Because Charles Whitman was male, the major motivation behind his psychosis is said to have involved his mother. Yet it wasn't his mother who trained him to handle guns as soon as he was old enough to hold them; it wasn't his mother who beat his father; it wasn't his mother who is described as authoritarian; it wasn't his mother he hated with passion.

Charlie Brown gets better "analysis" from Lucy, and she only charges a nickel!
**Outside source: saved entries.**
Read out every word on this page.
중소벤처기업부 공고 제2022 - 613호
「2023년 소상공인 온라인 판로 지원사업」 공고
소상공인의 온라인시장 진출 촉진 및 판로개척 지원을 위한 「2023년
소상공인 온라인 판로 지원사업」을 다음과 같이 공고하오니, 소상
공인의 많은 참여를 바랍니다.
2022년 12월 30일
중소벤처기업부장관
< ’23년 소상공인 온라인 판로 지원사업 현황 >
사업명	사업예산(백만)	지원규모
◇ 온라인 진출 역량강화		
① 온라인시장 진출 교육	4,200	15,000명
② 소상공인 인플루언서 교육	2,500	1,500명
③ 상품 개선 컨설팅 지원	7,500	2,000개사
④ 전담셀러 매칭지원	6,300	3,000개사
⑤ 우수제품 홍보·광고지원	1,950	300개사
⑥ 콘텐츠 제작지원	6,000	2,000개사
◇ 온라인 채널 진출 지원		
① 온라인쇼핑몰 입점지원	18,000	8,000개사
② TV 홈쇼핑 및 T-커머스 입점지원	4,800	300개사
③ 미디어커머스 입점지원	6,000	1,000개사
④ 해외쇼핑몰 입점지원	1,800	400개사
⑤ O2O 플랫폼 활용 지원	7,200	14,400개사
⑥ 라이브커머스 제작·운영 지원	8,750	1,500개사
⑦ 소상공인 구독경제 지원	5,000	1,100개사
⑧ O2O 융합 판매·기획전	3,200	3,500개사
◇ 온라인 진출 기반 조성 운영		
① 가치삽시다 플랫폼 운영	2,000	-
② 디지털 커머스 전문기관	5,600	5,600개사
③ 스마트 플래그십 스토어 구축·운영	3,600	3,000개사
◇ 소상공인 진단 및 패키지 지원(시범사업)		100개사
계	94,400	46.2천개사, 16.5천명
D. KAY ROBINSON Arlington, Va.

Sir: The half-outraged, half-defensive statement by self-described "gun fanatic" Charles A. Whitman, father of Mass Murderer Charles J. Whitman, that "I raised my boys to know how to handle guns" echoes the plaintive wail of another father, Willy Loman, protagonist of Death of a Salesman, who in exasperation over his son Biff, cries out: "Why is he stealing? What did I tell him? I never in my life told him anything but decent things." Particularly in light of the Austin tragedy, Whitman's utterance seems just as hollow, counterfeit and pathetic as Willy's.

GEORGE S. DIAMOND Easton, Pa.

Sir: TIME calls Whitman "the perpetrator of the worst mass murder in recent U.S. history." What about the charmer who a few years ago put a bomb in his mother's airborne suitcase and sent 44 innocents to a terrifying death?

FRED WAYNE Los Angeles

Sir: We traveled the breadth of Texas last summer. Granted, everything is big, but when you say Charles Whitman carried a 35-mm. Remington, that isn't big; that's Texas.

RODNEY M. HEISEY, 16 DENNIS M. HEISEY, 13 Lancaster, Pa.

> TIME of course meant .35 calibre.

Sir: Your cover story and a current historical bestseller, Barbara Tuchman's The Proud Tower, share a leitmotiv from Edgar Allan Poe's "The City in the Sea": While from a proud tower in the town, Death looks gigantically down.

NANCY STALLER Glencoe, Ill.

Sir: The millions of guns privately owned in the U.S., and the care and restraint exercised by their owners, are a tribute to American democracy, for their very existence exemplifies the democratic system: the mutual trust between the citizen and his government.